All instruments for measuring sleep, general psychiatric symptoms and perceived stress were based on self-report rather than objective measures. In addition, none of the instruments included data from parental report. However, a good correlation has been found between objective sleep recordings (polysomnography) and the self-reported sleep questionnaire PSQI (29). An Australian study also reported that the subjects overestimated, rather than underestimated, their total sleep duration by approximately 10% (56), which indicates that the use of self-reported questionnaires does at least not seem to overestimate the sleep problems in adolescents. Other limitations with the study include lack of clinical diagnoses on obstructive sleep apnoea, periodic limb movement or restless legs that may be affected by psychotropic medications used to treat concurrent psychiatric disorders. Although the PSQI scale includes symptoms of potential clinical diagnoses such as sleep apnoea and restless legs as well as symptoms that are related to psychiatric disorders (e.g. anxiety and depression), the PSQI does not differentiate between different diagnoses as possible causes behind poor sleep.

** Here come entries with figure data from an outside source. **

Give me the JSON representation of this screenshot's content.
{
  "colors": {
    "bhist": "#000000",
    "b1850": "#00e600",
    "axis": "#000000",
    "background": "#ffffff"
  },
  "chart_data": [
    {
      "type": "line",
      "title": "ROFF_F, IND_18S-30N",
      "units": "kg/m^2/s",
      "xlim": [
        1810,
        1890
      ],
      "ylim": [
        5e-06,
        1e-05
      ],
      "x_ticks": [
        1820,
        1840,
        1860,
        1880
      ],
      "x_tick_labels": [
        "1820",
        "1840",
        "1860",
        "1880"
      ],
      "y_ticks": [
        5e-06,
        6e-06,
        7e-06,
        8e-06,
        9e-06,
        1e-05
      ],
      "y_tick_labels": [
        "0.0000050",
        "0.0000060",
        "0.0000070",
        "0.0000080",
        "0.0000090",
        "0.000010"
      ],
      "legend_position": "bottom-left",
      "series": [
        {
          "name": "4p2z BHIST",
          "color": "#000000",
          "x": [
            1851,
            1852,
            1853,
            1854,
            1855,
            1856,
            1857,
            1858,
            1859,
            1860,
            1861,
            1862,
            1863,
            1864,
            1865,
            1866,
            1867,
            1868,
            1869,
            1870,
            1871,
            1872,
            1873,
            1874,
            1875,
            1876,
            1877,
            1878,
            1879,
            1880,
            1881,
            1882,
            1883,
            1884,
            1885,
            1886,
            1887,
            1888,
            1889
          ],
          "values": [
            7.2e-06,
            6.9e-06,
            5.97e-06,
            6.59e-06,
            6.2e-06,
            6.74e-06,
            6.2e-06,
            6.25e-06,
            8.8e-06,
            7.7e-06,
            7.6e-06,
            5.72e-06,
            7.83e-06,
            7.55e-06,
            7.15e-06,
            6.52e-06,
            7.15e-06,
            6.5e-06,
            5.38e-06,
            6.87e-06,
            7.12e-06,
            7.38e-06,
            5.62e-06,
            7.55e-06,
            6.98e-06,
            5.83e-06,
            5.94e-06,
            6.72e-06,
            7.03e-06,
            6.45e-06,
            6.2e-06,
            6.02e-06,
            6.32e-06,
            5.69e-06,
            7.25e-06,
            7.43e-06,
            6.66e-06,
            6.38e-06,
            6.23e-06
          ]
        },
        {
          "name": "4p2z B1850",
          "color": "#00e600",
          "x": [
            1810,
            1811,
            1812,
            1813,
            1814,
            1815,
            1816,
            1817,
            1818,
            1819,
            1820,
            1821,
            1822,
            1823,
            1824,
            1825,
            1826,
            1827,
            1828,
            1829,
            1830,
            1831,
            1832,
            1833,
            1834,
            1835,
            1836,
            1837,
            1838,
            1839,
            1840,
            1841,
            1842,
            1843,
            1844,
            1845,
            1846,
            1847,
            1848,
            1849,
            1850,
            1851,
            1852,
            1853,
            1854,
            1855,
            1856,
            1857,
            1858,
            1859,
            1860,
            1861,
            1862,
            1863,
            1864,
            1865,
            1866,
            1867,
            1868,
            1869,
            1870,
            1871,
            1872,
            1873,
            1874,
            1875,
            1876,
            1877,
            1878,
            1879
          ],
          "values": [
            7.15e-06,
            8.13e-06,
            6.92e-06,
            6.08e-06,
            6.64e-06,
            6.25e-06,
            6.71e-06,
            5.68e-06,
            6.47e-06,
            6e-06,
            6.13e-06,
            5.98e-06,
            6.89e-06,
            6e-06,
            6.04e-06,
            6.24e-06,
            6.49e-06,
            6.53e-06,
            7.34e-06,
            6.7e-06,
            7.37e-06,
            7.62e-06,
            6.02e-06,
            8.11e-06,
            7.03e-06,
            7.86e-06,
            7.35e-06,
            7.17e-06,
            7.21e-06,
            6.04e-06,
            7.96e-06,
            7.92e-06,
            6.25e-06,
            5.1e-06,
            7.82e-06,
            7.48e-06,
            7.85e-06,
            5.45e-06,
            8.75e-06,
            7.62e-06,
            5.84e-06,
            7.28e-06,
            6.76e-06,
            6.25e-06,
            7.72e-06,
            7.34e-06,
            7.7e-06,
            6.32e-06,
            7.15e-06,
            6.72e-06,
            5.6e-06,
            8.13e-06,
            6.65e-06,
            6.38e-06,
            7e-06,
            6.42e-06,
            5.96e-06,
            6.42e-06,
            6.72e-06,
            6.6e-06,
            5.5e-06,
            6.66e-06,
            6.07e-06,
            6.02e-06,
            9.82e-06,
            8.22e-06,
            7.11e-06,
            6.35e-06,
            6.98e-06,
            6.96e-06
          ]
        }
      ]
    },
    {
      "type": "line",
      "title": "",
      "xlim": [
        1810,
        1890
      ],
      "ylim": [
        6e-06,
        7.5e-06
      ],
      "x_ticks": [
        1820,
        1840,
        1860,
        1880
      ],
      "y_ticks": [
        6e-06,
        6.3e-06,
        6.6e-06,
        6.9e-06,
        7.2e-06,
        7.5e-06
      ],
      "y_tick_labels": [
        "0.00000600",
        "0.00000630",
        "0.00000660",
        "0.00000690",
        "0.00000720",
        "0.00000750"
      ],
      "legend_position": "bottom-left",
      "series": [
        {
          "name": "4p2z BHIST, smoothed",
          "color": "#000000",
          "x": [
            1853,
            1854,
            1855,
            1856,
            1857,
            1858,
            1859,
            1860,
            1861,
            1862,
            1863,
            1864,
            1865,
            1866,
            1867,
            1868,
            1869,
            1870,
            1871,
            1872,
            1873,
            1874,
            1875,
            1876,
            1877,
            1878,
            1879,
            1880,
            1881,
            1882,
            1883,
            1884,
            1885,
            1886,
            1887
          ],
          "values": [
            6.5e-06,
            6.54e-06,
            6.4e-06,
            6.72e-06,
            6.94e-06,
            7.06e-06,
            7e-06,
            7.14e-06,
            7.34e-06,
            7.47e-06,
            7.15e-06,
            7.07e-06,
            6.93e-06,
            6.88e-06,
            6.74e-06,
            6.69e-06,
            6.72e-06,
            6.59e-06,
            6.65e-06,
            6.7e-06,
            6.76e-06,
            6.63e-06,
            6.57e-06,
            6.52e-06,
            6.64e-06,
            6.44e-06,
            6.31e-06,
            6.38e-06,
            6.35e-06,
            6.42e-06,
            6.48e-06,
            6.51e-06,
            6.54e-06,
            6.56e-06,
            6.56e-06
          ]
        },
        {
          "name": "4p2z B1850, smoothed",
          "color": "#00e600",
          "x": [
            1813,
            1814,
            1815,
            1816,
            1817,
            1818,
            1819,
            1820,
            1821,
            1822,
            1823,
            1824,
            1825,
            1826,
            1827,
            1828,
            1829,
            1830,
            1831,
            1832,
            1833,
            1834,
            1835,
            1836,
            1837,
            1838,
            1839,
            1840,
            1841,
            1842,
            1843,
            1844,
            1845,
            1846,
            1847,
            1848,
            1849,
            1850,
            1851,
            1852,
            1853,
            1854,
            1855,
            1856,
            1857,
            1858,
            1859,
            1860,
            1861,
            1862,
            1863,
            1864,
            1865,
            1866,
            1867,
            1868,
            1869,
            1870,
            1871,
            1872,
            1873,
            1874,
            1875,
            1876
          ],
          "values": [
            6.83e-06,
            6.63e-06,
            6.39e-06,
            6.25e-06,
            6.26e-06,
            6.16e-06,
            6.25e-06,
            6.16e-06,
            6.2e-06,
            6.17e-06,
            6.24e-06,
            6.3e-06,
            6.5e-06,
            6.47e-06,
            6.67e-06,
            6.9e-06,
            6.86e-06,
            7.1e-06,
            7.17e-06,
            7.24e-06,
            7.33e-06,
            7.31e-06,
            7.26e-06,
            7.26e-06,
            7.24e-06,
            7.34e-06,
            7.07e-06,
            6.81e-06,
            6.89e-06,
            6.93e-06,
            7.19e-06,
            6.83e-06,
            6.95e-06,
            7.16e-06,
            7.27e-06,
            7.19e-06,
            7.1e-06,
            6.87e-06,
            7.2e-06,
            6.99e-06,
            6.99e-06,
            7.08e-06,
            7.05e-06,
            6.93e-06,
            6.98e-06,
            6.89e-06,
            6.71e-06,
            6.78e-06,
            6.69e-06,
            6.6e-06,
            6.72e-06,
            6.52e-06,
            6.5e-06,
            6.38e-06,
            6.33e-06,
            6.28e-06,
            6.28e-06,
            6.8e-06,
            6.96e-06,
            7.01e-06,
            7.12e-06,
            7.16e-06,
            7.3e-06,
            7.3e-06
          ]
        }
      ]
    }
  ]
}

There is still a lack of studies conducted among Swedish adolescents 15 to 19 years of age using validated scales; this study serves as an important contribution to previous studies. Finally, when selecting the study population, we opted for two schools that differed in terms of socioeconomic status, academic proficiency profile, urbanicity, and geographic location with the aim of obtaining a sample as representative as possible. This has been requested in previous studies (22, 33, 57).
Three out of four of the upper secondary school students participating in this study presented with poor overall sleep that associated with psychiatric symptoms and perceived stress.
These findings add to results from earlier studies and imply that interventions to improve sleep in adolescents, individually as well as on a societal level, should be considered as one way of trying to impact the observed rising numbers of psychiatric complaints. Such interventions may improve mental and somatic health in adolescents and prevent the development of psychiatric and stress-related symptoms. Further studies of possible methods, and their implementation, for improving sleep in adolescents should be of high priority.
We acquired the required permission for the study from the local ethics committee (Etikprövningsnämnden) in Lund (reference no. 2011/345). The complete study was registered at www.clinicaltrials.gov (reference NCT01457222) before it was started. All participants gave written informed consent.